Por isso, normalmente leva mais tempo para desenvolvermos esse tipo de conhecimento, que é a consciência de quem eu realmente sou como indivíduo e de quem posso me tornar na minha jornada de vida. Sem isso, não conseguimos ver com clareza a dimensão espiritual. No entanto, vivemos um período da história em que a consciência dessa dimensão está se tornando muito mais compartilhada do que há quatro ou cinco anos.
Você acha que há algum paradoxo na necessidade em se resgatar práticas milenares como a meditação com o propósito de se atingir um estado de presença ou de abertura capaz de acessar o futuro emergente a que se refere?
Não estamos apenas resgatando práticas antigas. Nós, como seres humanos, temos empreendido uma jornada onde, de um jeito ou de outro, migramos de uma consciência holística, como era chamada no passado, para algo que se aproxima de uma consciência científica, em que estudamos e criamos diferentes tipos de conhecimentos, capazes de serem testados e de se relacionarem com nossas próprias experiências de vida. Nesse contexto, a ciência e a tecnologia criaram um ambiente social onde há muita pressão e excesso de informações. Então, é praticamente impossível conseguirmos momentos de quietude.
Por isso, o que estamos propondo agora não é um retorno ao passado, mas uma utilização dessa consciência científica para investigar aspectos mais sutis da experiência humana e não apenas dados e reações visíveis. E, para fazer isso, temos que entrar em momentos de silêncio, para apurar nossa percepção. Temos que nos tornar algo como “faixa preta” perceptivo, transformando-nos em mestres altamente treinados em coletar e sintonizar em informações. O silêncio intencional é um das formas de se chegar a esse ponto. Quando lidamos com as fontes profundas de conhecimento universais, claro que teremos a influência de toda a sabedoria gerada por diferentes tradições deste Planeta. Ela é uma grande fonte para todos nós. O que nós tentamos fazer é nos conectarmos a ela e trazê-la para junto de nós, à luz da ciência.
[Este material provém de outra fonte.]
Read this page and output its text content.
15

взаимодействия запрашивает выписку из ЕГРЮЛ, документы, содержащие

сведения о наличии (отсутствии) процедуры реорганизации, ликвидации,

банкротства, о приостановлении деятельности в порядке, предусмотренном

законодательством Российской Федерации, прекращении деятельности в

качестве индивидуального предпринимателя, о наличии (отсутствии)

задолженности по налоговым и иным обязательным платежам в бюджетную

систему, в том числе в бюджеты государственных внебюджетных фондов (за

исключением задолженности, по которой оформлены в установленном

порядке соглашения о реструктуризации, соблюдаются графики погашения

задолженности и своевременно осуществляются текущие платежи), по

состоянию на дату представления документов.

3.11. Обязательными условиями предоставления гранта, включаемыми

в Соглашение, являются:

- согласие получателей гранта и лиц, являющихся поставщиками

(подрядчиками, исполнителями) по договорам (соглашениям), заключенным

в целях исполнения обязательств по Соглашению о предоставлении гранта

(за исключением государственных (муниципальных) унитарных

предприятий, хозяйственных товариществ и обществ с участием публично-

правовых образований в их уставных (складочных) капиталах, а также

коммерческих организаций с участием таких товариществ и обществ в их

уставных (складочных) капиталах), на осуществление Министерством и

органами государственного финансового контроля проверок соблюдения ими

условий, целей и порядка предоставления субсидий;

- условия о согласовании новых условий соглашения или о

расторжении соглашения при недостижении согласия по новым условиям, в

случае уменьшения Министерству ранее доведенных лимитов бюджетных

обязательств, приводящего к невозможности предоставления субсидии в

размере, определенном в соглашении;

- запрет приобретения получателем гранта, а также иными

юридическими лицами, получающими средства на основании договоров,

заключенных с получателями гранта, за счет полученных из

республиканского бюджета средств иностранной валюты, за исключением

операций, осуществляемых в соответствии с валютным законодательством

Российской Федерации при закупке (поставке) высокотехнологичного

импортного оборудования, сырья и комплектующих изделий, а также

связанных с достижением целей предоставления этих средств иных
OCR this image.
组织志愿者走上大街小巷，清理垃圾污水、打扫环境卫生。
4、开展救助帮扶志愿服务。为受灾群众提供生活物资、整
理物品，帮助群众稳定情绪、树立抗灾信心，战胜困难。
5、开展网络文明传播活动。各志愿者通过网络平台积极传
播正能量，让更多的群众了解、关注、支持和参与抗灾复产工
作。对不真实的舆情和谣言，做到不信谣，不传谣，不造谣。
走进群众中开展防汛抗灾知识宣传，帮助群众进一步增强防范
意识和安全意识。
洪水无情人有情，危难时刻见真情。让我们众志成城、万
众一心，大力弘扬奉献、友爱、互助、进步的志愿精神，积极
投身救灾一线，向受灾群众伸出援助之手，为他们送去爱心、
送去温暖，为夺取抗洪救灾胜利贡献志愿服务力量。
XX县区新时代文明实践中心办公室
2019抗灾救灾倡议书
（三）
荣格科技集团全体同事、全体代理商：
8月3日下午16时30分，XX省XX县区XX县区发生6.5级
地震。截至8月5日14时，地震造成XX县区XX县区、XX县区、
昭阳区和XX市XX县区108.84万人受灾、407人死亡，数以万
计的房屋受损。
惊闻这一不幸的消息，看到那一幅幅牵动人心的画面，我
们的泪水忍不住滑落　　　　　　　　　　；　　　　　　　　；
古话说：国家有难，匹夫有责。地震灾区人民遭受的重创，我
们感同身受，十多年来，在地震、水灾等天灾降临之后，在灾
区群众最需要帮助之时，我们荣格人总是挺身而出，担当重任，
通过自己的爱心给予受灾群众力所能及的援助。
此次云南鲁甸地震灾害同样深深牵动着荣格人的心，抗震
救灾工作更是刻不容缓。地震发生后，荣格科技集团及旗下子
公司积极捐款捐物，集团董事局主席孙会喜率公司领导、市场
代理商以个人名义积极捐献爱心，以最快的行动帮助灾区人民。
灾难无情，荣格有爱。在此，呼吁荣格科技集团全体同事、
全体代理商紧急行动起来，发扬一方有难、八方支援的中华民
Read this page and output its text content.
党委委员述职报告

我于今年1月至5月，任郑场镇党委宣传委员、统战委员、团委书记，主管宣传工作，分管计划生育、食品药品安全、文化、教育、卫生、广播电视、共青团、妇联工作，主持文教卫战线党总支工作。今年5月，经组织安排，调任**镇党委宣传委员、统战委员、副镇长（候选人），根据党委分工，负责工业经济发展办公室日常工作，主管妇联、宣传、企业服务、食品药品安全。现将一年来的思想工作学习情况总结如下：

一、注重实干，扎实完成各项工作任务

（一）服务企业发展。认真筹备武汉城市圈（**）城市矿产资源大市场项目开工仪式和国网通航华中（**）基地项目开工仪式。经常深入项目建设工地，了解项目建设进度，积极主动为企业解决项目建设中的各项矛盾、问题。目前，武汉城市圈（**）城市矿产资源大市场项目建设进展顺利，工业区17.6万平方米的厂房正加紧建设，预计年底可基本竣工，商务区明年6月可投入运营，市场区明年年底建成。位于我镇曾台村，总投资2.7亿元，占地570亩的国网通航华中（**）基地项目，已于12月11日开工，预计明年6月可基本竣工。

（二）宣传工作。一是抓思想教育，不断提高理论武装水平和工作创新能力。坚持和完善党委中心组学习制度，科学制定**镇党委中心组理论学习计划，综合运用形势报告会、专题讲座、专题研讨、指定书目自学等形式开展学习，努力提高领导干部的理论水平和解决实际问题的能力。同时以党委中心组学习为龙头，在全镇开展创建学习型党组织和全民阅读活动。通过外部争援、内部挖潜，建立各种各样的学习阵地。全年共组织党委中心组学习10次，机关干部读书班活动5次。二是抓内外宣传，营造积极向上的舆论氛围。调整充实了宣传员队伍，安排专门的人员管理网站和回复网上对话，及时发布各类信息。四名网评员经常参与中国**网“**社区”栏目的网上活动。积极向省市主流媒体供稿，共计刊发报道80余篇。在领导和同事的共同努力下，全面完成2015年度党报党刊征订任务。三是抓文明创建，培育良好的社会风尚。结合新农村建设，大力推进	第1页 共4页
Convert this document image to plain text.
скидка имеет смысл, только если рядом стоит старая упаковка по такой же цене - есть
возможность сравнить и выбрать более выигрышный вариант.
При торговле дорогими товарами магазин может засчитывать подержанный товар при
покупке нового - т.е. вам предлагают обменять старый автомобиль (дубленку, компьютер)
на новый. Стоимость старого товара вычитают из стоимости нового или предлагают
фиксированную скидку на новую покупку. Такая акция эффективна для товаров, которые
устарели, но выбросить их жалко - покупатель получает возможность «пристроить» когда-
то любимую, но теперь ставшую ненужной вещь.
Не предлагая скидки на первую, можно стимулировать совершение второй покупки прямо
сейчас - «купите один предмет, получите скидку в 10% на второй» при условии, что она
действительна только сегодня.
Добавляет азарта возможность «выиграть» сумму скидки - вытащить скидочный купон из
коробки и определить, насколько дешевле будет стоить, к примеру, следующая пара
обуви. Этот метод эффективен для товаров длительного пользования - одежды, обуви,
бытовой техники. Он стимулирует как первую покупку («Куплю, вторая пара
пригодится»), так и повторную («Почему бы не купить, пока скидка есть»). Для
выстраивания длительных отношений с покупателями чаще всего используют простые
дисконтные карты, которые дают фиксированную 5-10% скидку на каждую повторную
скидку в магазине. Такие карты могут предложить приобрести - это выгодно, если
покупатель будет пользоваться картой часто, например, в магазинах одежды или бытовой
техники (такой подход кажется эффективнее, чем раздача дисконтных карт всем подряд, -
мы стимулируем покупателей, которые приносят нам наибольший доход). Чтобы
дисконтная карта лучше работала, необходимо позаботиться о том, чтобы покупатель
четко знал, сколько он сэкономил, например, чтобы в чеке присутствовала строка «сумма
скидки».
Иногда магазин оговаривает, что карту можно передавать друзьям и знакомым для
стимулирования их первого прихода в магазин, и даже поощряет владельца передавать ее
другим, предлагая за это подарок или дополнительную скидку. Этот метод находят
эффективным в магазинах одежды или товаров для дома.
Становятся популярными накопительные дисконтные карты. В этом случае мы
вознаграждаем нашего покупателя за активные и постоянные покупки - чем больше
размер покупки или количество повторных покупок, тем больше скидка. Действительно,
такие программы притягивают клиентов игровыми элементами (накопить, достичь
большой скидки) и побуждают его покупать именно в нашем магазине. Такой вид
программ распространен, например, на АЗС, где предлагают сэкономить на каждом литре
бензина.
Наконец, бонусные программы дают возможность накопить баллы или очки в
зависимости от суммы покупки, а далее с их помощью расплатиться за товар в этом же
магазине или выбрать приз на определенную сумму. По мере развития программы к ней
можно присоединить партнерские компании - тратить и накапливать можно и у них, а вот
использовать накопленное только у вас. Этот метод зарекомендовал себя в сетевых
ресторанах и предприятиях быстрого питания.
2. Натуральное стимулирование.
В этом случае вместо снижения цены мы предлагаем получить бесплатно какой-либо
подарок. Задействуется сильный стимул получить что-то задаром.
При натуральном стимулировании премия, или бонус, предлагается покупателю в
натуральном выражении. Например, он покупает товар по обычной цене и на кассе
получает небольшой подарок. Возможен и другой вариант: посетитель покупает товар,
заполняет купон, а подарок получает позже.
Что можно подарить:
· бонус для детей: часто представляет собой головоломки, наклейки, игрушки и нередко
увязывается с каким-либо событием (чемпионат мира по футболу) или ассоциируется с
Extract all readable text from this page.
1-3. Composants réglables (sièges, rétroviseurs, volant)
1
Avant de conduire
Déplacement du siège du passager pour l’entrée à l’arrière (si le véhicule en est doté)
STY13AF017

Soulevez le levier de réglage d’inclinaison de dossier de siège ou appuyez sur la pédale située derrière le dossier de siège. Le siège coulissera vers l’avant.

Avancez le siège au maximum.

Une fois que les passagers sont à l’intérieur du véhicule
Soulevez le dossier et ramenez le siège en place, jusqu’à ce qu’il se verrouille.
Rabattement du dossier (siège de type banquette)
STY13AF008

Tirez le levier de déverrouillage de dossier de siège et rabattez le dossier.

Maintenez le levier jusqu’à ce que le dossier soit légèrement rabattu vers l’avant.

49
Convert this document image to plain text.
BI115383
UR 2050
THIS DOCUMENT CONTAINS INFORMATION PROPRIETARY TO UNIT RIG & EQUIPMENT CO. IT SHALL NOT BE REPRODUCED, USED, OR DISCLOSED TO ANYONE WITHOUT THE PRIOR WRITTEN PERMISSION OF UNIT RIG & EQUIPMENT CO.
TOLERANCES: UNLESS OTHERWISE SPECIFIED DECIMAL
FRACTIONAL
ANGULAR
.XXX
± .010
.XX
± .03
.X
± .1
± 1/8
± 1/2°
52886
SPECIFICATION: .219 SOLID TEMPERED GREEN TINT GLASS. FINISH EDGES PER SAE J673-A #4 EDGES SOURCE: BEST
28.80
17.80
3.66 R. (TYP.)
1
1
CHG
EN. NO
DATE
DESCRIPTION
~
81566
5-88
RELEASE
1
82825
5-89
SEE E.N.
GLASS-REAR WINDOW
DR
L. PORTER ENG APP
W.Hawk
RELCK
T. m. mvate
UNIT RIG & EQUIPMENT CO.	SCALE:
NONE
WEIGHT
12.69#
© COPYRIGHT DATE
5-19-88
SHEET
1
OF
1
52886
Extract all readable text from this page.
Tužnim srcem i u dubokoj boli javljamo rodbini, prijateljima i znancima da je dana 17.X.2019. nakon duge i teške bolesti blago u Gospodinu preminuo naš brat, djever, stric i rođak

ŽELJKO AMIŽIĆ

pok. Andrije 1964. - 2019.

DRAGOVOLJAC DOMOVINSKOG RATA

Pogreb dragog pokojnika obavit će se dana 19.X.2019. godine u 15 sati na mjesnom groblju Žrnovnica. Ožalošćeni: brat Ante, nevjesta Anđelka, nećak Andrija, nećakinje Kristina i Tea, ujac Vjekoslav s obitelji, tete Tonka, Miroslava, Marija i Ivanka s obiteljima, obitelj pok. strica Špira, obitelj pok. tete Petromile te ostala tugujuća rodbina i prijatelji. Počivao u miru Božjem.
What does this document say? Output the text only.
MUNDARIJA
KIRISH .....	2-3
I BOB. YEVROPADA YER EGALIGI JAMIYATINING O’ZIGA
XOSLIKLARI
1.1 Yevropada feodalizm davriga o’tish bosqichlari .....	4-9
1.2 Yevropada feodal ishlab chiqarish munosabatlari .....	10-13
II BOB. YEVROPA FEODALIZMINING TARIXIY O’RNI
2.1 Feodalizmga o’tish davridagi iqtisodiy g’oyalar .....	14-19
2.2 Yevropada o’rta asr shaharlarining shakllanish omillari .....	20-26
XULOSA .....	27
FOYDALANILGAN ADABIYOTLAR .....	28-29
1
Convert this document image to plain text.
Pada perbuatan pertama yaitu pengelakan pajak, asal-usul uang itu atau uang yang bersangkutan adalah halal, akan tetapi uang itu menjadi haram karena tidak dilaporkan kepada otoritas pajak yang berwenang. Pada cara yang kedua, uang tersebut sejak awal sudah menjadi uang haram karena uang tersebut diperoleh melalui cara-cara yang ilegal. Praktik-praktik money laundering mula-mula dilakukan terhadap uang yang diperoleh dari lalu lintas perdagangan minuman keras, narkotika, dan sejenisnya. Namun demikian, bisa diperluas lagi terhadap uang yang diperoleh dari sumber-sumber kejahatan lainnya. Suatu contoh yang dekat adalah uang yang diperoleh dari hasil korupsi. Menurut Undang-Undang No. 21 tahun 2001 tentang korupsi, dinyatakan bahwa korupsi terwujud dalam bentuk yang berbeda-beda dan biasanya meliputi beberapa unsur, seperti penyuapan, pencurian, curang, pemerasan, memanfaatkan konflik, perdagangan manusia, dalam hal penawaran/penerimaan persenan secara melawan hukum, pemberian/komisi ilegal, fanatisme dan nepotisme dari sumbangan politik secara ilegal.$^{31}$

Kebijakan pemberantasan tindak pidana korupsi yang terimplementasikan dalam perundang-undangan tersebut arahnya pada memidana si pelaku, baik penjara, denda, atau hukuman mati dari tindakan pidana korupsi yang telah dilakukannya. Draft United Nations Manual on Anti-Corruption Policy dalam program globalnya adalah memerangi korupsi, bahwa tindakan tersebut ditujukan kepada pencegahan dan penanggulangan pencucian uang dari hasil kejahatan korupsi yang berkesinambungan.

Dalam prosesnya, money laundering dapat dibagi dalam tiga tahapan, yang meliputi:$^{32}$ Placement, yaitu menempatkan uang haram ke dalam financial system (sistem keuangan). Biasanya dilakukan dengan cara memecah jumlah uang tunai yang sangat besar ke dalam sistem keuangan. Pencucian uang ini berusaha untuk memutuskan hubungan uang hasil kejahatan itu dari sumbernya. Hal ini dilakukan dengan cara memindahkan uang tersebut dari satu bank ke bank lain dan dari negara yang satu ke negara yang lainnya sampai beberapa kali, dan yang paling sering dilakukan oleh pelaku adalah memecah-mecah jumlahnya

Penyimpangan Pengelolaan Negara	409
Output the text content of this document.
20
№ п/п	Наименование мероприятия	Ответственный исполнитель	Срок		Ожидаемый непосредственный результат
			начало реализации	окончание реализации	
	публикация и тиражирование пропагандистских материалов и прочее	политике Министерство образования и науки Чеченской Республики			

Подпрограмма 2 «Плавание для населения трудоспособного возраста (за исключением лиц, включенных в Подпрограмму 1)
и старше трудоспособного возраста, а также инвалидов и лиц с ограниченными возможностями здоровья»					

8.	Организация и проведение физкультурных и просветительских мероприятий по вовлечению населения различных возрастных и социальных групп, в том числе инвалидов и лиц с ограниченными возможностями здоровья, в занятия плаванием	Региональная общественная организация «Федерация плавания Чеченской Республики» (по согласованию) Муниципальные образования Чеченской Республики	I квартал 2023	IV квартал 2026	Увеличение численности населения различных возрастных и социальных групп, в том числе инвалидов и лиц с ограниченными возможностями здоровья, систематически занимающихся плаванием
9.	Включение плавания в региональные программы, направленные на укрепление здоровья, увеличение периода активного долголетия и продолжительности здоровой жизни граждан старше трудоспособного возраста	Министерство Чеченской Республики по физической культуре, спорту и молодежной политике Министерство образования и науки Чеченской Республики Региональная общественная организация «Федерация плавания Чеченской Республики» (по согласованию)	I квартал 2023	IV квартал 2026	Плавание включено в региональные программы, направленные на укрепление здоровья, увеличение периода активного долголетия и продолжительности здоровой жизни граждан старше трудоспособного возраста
A outra grande diferença em relação ao passado é a de que vivemos em uma comunidade global, como indivíduos e instituições. Deparamo-nos com desafios singulares, limites e oportunidades que, de uma forma muito mais radical do que outrora, desafiam as formas de compreensão existentes e colocam-nos em situações onde temos que abandonar antigas estruturas e conectarmo-nos a novas possibilidades. Esse tipo de ruptura e as mudanças resultantes também não aconteciam com tanta intensidade em outras eras. É uma outra motivação para a mudança.
Enquanto, em tradições antigas, as pessoas usavam práticas de meditação e concentração como uma forma de beneficiarem a si mesmas; hoje, eu diria que essas práticas são quase mandatórias para as lideranças contribuírem verdadeiramente com suas equipes. Sem um nível maior de consciência, dificilmente faremos frente aos desafios com que nos deparamos como uma comunidade global.
Como você vê o futuro da Teoria U? O que almeja quando vê mais e mais pessoas envolvidas com a metodologia de Presencing?
Com essa metodologia, somos parte de um movimento global que surge para agrupar as dimensões do meio-ambiente, inovação e consciência pessoal. É um movimento pessoal, mas pragmático e coletivo ao mesmo tempo. Acho que há muitas e muitas pessoas que estão, de fato, tentando conectarem-se a comunidades e organizações que trabalham com a Teoria U. Para mim, esse é um movimento que está surgindo da forma certa, no momento certo. Não temos como endereçar questões que surgem neste século sem ações como essas.